Sodium channels in the cells that line the tiny capillaries in our lungs play an important role in keeping those capillaries from leaking and potentially worsening conditions like pneumonia, scientists report.
The TIP peptide, a synthetic version of the tip of the cancer-killing immune molecule tumor necrosis factor, appears to strengthen that barrier function, according to the study in the journal Frontiers in Immunology.
TIP’s protection works even in the face of pneumolysin, a toxin released in large volume in response to antibiotic treatment to kill pneumonia-causing bacterium. The toxin can create tiny holes in the natural barriers of both capillaries as well as air sacs in the lungs. The result can be a second and potentially deadly wave of fluid accumulation in the lungs in about 20 percent of the sickest pneumonia patients.
“We showed that these channels are present in human capillary endothelial cells and that these channels play a really important role in protecting us from pneumolysin,” says Dr. Rudolf Lucas, vascular biologist at the Vascular Biology Center at the Medical College of Georgia at Augusta University and the study’s corresponding author.
“We also provided more evidence that targeting these channels with the TIP peptide or something similar is a solid strategy for reducing dangerous fluid volume in your lungs,” says Lucas. The studies were conducted in the endothelial cells that line human lung capillaries, known to form a tight barrier for the blood vessels.
Tiny capillaries and air sacs, or alveoli, in the lungs have thin walls and close proximity which enable the capillaries to pick up oxygen from the air sacs and carry it forward to the rest of the body. The toxin makes the usually tight lining of the capillaries leaky so blood and other fluid can get into the lung tissue, even into the air sacs. The lungs can become overwhelmed with fluid, and the body doesn’t get the oxygen it needs.
Similarly, sodium transport channels in the air sacs are negatively impacted by the toxin.
The function of the epithelial sodium channel, or ENaC, which helps move fluid out of air sacs normally, is even more in demand in the face of pneumonia, but the toxin impairs its ability in both the air sacs and capillaries, the scientists have now shown.
The scientific team working through the complex interchange found that in the capillaries of the lung, an important subunit of ENaC – called ENaC-alpha – is important as well to strengthening the barrier function of the blood vessels. They then showed that the TIP peptide, which they developed and know binds to ENaC-alpha, significantly strengthened the barrier in human endothelial cells exposed to the toxin.
They also found at work in the barrier function, a hybrid of ENaC-alpha and the acid sensing ion channel, known for its pain-mediating contributions in the brain. A troubled lung also becomes acidic, which can activate this acid sensing ion channel. They found their TIP peptide also activates the unique hybrid it makes with ENaC-alpha.
“Patients are being treated with antibiotics, which they need to kill the bugs,” Lucas notes. The problem is, once you kill the bugs in large quantities, they can release huge amounts of this toxin into the lungs and these toxins make holes, literally holes in membranes of every cell containing cholesterol.”
Pulmonologists and other critical care specialists recognize the subsequent problems that can result from high levels of the pneumolysin toxin, but currently don’t have a direct solution, Lucas says. Ventilator support can help push oxygen through the fluid-filled sacs, but carries the risk of letting even more bugs into the lungs as well as physical damage to lung tissue.

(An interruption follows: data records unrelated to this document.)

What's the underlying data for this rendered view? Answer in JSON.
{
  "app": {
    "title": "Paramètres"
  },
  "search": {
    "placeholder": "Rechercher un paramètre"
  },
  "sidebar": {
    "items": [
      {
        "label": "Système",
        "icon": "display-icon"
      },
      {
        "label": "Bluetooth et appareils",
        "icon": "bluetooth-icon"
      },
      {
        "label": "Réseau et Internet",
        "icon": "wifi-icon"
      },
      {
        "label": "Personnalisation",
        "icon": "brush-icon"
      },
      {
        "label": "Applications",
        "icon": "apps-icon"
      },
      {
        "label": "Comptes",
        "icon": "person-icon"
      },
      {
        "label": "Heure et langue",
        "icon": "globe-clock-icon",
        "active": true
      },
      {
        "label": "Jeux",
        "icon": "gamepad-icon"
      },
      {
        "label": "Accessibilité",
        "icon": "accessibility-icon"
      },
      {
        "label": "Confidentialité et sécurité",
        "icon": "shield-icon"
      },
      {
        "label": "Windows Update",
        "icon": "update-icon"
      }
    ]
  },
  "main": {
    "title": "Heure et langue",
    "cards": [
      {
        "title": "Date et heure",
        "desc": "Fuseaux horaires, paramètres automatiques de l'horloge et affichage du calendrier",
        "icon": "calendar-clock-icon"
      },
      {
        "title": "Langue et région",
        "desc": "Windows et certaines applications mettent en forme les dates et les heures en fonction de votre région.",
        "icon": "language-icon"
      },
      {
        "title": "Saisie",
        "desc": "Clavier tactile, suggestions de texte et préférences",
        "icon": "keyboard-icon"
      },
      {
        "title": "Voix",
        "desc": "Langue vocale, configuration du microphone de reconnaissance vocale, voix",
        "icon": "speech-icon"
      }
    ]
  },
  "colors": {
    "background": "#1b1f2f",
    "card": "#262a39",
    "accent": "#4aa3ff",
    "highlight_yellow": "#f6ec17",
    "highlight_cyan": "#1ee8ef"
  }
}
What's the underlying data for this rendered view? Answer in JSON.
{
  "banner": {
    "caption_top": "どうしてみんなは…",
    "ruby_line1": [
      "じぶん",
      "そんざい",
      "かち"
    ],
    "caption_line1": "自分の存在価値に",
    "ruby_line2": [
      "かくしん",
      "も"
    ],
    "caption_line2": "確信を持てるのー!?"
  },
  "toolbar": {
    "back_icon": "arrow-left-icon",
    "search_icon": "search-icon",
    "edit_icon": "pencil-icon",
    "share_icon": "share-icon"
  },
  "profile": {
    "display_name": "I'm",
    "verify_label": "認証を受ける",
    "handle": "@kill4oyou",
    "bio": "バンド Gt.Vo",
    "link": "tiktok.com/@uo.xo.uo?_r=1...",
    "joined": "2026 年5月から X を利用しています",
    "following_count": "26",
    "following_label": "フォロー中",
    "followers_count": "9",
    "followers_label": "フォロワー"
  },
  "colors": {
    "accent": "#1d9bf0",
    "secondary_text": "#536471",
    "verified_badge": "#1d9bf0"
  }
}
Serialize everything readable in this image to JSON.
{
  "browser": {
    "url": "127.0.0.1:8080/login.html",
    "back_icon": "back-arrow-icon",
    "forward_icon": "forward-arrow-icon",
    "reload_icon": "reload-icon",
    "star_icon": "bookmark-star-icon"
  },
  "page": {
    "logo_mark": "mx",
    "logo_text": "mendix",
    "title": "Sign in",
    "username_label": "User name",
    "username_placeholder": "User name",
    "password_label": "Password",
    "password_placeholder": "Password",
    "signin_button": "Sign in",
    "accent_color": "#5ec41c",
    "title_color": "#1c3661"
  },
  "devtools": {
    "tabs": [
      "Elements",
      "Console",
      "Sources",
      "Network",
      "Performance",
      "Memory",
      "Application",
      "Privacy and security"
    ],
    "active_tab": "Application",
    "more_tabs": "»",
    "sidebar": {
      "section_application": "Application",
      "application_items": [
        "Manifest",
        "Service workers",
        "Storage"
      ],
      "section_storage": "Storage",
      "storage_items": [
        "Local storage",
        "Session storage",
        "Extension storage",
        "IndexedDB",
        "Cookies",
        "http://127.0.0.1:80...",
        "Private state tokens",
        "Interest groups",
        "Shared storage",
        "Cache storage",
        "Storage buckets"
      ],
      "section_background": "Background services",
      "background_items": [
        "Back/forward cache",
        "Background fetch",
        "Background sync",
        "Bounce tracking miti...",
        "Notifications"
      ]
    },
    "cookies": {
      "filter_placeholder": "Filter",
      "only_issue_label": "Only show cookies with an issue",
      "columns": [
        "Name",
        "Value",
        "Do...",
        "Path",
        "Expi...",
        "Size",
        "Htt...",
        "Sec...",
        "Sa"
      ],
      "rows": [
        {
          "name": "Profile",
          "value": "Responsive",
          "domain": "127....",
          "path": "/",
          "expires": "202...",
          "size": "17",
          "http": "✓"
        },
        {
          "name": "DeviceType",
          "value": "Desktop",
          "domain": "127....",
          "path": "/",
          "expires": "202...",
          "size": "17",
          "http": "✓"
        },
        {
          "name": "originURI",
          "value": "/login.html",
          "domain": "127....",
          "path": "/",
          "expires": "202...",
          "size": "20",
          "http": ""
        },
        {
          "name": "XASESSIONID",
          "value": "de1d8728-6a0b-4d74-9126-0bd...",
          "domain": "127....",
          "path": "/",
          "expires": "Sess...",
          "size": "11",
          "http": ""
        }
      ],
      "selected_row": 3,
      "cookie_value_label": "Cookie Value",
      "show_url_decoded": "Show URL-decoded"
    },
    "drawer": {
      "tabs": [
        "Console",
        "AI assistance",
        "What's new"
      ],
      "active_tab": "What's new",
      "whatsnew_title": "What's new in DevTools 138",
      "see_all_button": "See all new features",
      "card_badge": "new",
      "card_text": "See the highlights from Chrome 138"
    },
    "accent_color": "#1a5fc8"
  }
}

There also is currently no way to identify ahead of time which patients will experience this second wave, Lucas says. Children are particularly vulnerable because their immune systems also mount a vigorous attack against the invading bacterium and so even more toxin results from the dying bug. Pneumonia is a top killer of children under age five across the world, according to the World Health Organization, along with preterm birth complications, birth asphyxia, diarrhea, malaria and malnutrition.
The TIP peptide is attracted to the sugar coating at the mouth of the sodium channel.
Lucas led a team of scientists who reported in 2014 that the TIP peptide worked like a doorstop to keep sodium channels inside air sacs open in animal models.
Results of a clinical study led by the University of Vienna, also published this year in the journal Critical Care, showed that patients with more severe pulmonary edema – fluid in their lungs – who required a ventilator to support their breathing were able to better clear fluid from their lungs following inhaled treatment with the Tip peptide. Others did not appear to benefit.
Dr. Douglas C. Eaton, Distinguished Professor in the Department of Physiology at the Emory University School of Medicine and coauthor on the new study, previously discovered that ENaC-alpha has a role in fluid clearance.
The research was supported by an American Heart Association Scientist Development Grant to Dr. Istvan Czikora, assistant research scientist at MCG and the study’s first and co-corresponding author as well as the National Institutes of Health and the German Research Foundation. Lucas also is an associate professor in the MCG Department of Pharmacology and Toxicology.